Kalian benar, semua yang aku tulis didalam buku ini merupakan kisah nyata. Baik tentang hubunganku dan Gama, juga tentang teman - teman semasa sekolah menengahku.

Hari itu, di bulan Oktober. Tepat sebelum aku dan Gama memutuskan untuk selesai, kami mengarungi puncak. Tempat wisata yang hampir diketahui semua orang.

Hari itu, baik aku dan Gama tidak pernah mengetahui bahwa ternyata itu adalah pertemuan terakhir kita sebagai sepasang kekasih.

Kenang - kenangan yang aku simpan dari Gama bukanlah bucket bunga mahal, atau boneka teddy bear lucu. Moment sekali seumur hidupku, Gama memberikanku cokelat dua ribu rupiah yang ia beli di pelipir warung di jalan raya puncak.

Alasannya, mau beli rokok. Tapi yang aku dapatkan malah sebungkus cokelat dari kue beras yang ternyata rasanya tidak begitu buruk.

"Nih," Ia menyodorkan sebungkus cokelat kehadapanku, membuatku yang tengah terduduk di atas jok motor menunggunya membeli rokok jadi keheranan.

"Apa ini? Katanya beli rokok."

"Ini rokok," Ujarnya, sambil menunjukkan sebungkus rokok gudang garam filter di tangan kirinya. "Kalo yang ini mah cokelat, dari abangnya, katanya cewek aku cantik."

Hari itu, aku begitu mencintai Gama dengan seluruh tenaga yang aku punya. Bahkan hingga detik ini, cinta terakhirku masih terpaut pada Gama, meskipun kami sudah putus hampir satu tahun.
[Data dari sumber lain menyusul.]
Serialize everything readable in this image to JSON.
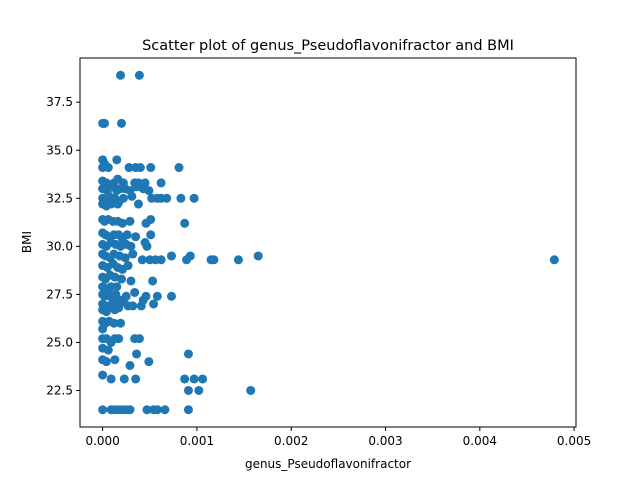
{
  "chart_data": {
    "type": "scatter",
    "title": "Scatter plot of genus_Pseudoflavonifractor and BMI",
    "xlabel": "genus_Pseudoflavonifractor",
    "ylabel": "BMI",
    "xlim": [
      -0.00024,
      0.00502
    ],
    "ylim": [
      20.6,
      39.8
    ],
    "x_ticks": [
      0.0,
      0.001,
      0.002,
      0.003,
      0.004,
      0.005
    ],
    "x_tick_labels": [
      "0.000",
      "0.001",
      "0.002",
      "0.003",
      "0.004",
      "0.005"
    ],
    "y_ticks": [
      22.5,
      25.0,
      27.5,
      30.0,
      32.5,
      35.0,
      37.5
    ],
    "y_tick_labels": [
      "22.5",
      "25.0",
      "27.5",
      "30.0",
      "32.5",
      "35.0",
      "37.5"
    ],
    "grid": false,
    "marker_color": "#1f77b4",
    "points": [
      [
        0.00019,
        38.9
      ],
      [
        0.00039,
        38.9
      ],
      [
        0.0,
        36.4
      ],
      [
        1e-05,
        36.4
      ],
      [
        2e-05,
        36.4
      ],
      [
        0.0002,
        36.4
      ],
      [
        0.0,
        34.5
      ],
      [
        2e-05,
        34.3
      ],
      [
        0.00015,
        34.5
      ],
      [
        0.0,
        34.1
      ],
      [
        6e-05,
        34.1
      ],
      [
        0.00028,
        34.1
      ],
      [
        0.00035,
        34.1
      ],
      [
        0.0004,
        34.1
      ],
      [
        0.00051,
        34.1
      ],
      [
        0.00081,
        34.1
      ],
      [
        0.0,
        33.4
      ],
      [
        4e-05,
        33.3
      ],
      [
        0.00012,
        33.3
      ],
      [
        0.00016,
        33.5
      ],
      [
        0.00022,
        33.3
      ],
      [
        0.00034,
        33.3
      ],
      [
        0.00038,
        33.3
      ],
      [
        0.00045,
        33.3
      ],
      [
        0.00062,
        33.3
      ],
      [
        0.0,
        33.0
      ],
      [
        5e-05,
        32.9
      ],
      [
        0.00011,
        33.1
      ],
      [
        0.00015,
        32.9
      ],
      [
        0.00019,
        33.0
      ],
      [
        0.00024,
        33.0
      ],
      [
        0.00029,
        32.9
      ],
      [
        0.00036,
        33.1
      ],
      [
        0.00043,
        33.0
      ],
      [
        0.00049,
        32.9
      ],
      [
        0.0,
        32.5
      ],
      [
        3e-05,
        32.4
      ],
      [
        7e-05,
        32.6
      ],
      [
        0.00013,
        32.5
      ],
      [
        0.00017,
        32.3
      ],
      [
        0.00022,
        32.5
      ],
      [
        0.00031,
        32.6
      ],
      [
        0.00038,
        32.2
      ],
      [
        0.00052,
        32.5
      ],
      [
        0.00058,
        32.5
      ],
      [
        0.00062,
        32.5
      ],
      [
        0.00068,
        32.5
      ],
      [
        0.00083,
        32.5
      ],
      [
        0.00097,
        32.5
      ],
      [
        0.0,
        32.2
      ],
      [
        4e-05,
        32.1
      ],
      [
        9e-05,
        32.2
      ],
      [
        0.00016,
        32.2
      ],
      [
        0.0,
        31.4
      ],
      [
        2e-05,
        31.3
      ],
      [
        6e-05,
        31.4
      ],
      [
        0.00011,
        31.3
      ],
      [
        0.00016,
        31.3
      ],
      [
        0.00021,
        31.2
      ],
      [
        0.00029,
        31.3
      ],
      [
        0.00046,
        31.2
      ],
      [
        0.00051,
        31.4
      ],
      [
        0.00087,
        31.2
      ],
      [
        0.0,
        30.7
      ],
      [
        3e-05,
        30.6
      ],
      [
        7e-05,
        30.5
      ],
      [
        0.00012,
        30.6
      ],
      [
        0.00017,
        30.6
      ],
      [
        0.00021,
        30.4
      ],
      [
        0.00026,
        30.6
      ],
      [
        0.00035,
        30.5
      ],
      [
        0.00051,
        30.6
      ],
      [
        0.0,
        30.1
      ],
      [
        4e-05,
        30.0
      ],
      [
        9e-05,
        30.2
      ],
      [
        0.00014,
        30.1
      ],
      [
        0.00019,
        30.0
      ],
      [
        0.00025,
        30.1
      ],
      [
        0.0003,
        30.0
      ],
      [
        0.00045,
        30.2
      ],
      [
        0.00047,
        30.0
      ],
      [
        0.0,
        29.6
      ],
      [
        3e-05,
        29.5
      ],
      [
        8e-05,
        29.4
      ],
      [
        0.00012,
        29.6
      ],
      [
        0.00018,
        29.5
      ],
      [
        0.00024,
        29.4
      ],
      [
        0.00032,
        29.6
      ],
      [
        0.00042,
        29.3
      ],
      [
        0.0005,
        29.3
      ],
      [
        0.00056,
        29.3
      ],
      [
        0.00062,
        29.3
      ],
      [
        0.00073,
        29.5
      ],
      [
        0.00089,
        29.3
      ],
      [
        0.00093,
        29.5
      ],
      [
        0.00115,
        29.3
      ],
      [
        0.00118,
        29.3
      ],
      [
        0.00144,
        29.3
      ],
      [
        0.00165,
        29.5
      ],
      [
        0.00479,
        29.3
      ],
      [
        0.0,
        29.0
      ],
      [
        5e-05,
        28.9
      ],
      [
        0.00011,
        29.1
      ],
      [
        0.00016,
        28.9
      ],
      [
        0.00021,
        28.8
      ],
      [
        0.00027,
        29.0
      ],
      [
        0.0,
        28.4
      ],
      [
        3e-05,
        28.3
      ],
      [
        8e-05,
        28.5
      ],
      [
        0.00013,
        28.4
      ],
      [
        0.0002,
        28.3
      ],
      [
        0.0003,
        28.2
      ],
      [
        0.00053,
        28.2
      ],
      [
        0.0,
        27.9
      ],
      [
        4e-05,
        27.8
      ],
      [
        9e-05,
        27.9
      ],
      [
        0.00015,
        27.9
      ],
      [
        0.0,
        27.5
      ],
      [
        2e-05,
        27.4
      ],
      [
        6e-05,
        27.6
      ],
      [
        0.0001,
        27.3
      ],
      [
        0.00014,
        27.5
      ],
      [
        0.00019,
        27.2
      ],
      [
        0.00025,
        27.4
      ],
      [
        0.00034,
        27.6
      ],
      [
        0.00043,
        27.2
      ],
      [
        0.00046,
        27.4
      ],
      [
        0.00058,
        27.4
      ],
      [
        0.00073,
        27.4
      ],
      [
        0.0,
        27.0
      ],
      [
        5e-05,
        26.9
      ],
      [
        0.00012,
        27.0
      ],
      [
        0.00017,
        26.8
      ],
      [
        0.00022,
        27.1
      ],
      [
        0.00027,
        26.9
      ],
      [
        0.00032,
        26.9
      ],
      [
        0.00041,
        26.9
      ],
      [
        0.00054,
        27.0
      ],
      [
        0.0,
        26.7
      ],
      [
        4e-05,
        26.6
      ],
      [
        0.00013,
        26.7
      ],
      [
        0.0,
        26.1
      ],
      [
        3e-05,
        26.0
      ],
      [
        7e-05,
        26.1
      ],
      [
        0.00012,
        26.0
      ],
      [
        0.00019,
        26.0
      ],
      [
        0.0,
        25.7
      ],
      [
        0.0,
        25.2
      ],
      [
        4e-05,
        25.2
      ],
      [
        9e-05,
        25.0
      ],
      [
        0.00013,
        25.2
      ],
      [
        0.00017,
        25.2
      ],
      [
        0.00034,
        25.2
      ],
      [
        0.00039,
        25.2
      ],
      [
        0.0,
        24.7
      ],
      [
        6e-05,
        24.6
      ],
      [
        0.0,
        24.1
      ],
      [
        4e-05,
        24.0
      ],
      [
        0.00013,
        24.1
      ],
      [
        0.00036,
        24.4
      ],
      [
        0.00049,
        24.0
      ],
      [
        0.00091,
        24.4
      ],
      [
        0.0,
        23.3
      ],
      [
        9e-05,
        23.1
      ],
      [
        0.00023,
        23.1
      ],
      [
        0.00029,
        23.8
      ],
      [
        0.00035,
        23.1
      ],
      [
        0.00087,
        23.1
      ],
      [
        0.00097,
        23.1
      ],
      [
        0.00106,
        23.1
      ],
      [
        0.00091,
        22.5
      ],
      [
        0.00102,
        22.5
      ],
      [
        0.00157,
        22.5
      ],
      [
        0.0,
        21.5
      ],
      [
        9e-05,
        21.5
      ],
      [
        0.00013,
        21.5
      ],
      [
        0.00017,
        21.5
      ],
      [
        0.00021,
        21.5
      ],
      [
        0.00025,
        21.5
      ],
      [
        0.00029,
        21.5
      ],
      [
        0.00047,
        21.5
      ],
      [
        0.00054,
        21.5
      ],
      [
        0.00058,
        21.5
      ],
      [
        0.00066,
        21.5
      ],
      [
        0.00091,
        21.5
      ]
    ]
  }
}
Gama bukanlah laki - laki berwajah tampan yang menarik perhatian semua wanita,

Bukan juga laki - laki yang suka bergaya didepan kamera, mengudang ribuan followers baru di akun instagramnya.

Gama Aditya, adalah laki - laki sederhana, yang berhasil membuatku jatuh cinta melebihi purnama.
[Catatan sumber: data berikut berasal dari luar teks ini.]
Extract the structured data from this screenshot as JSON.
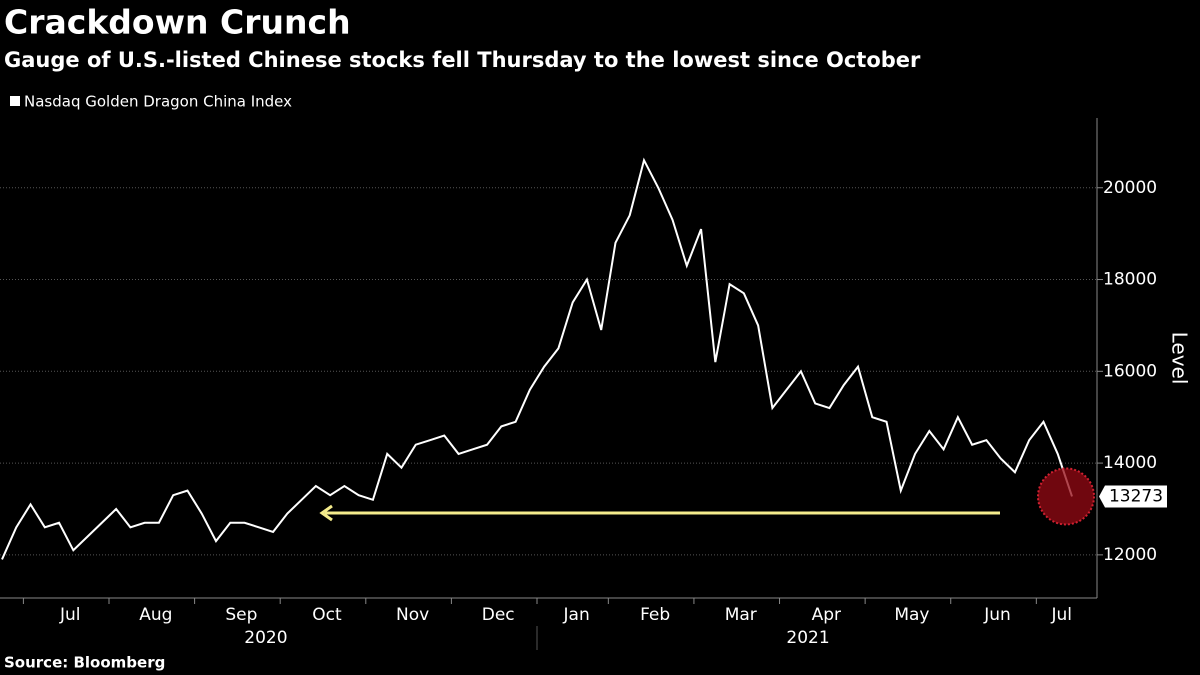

Setelah aku memutuskan keluar dari Negeri Sebelas, beberapa hari kemudian kami berdua memutuskan untuk selesai.

Bukan karena kami sudah tidak mencintai satu sama lain,

Bukan juga karena kami memiliki masing - masing pengganti,

Namun karena rasa cintaku lebih besar dari egoku, maka dari itu, aku melepasnya.

Buatku,

Ia lebih dari sekedar cinta.

Ia adalah duniaku, mewakili seluruh isi hidupku.

Sampai di lembar ke enam puluh saat buku ini di tulis, aku tidak pernah memiliki kekasih baru lagi. Meskipun kami berdua sudah putus lebih dari 300 hari.

Sampai detik ini,

Aku masih mencintainya, lebih dari apapun.








































































































+



































"Gam," Panggilku.

"Apa?" Sahutnya,

"Kalau nanti kita langgeng sampai tua, kamu mau apa?"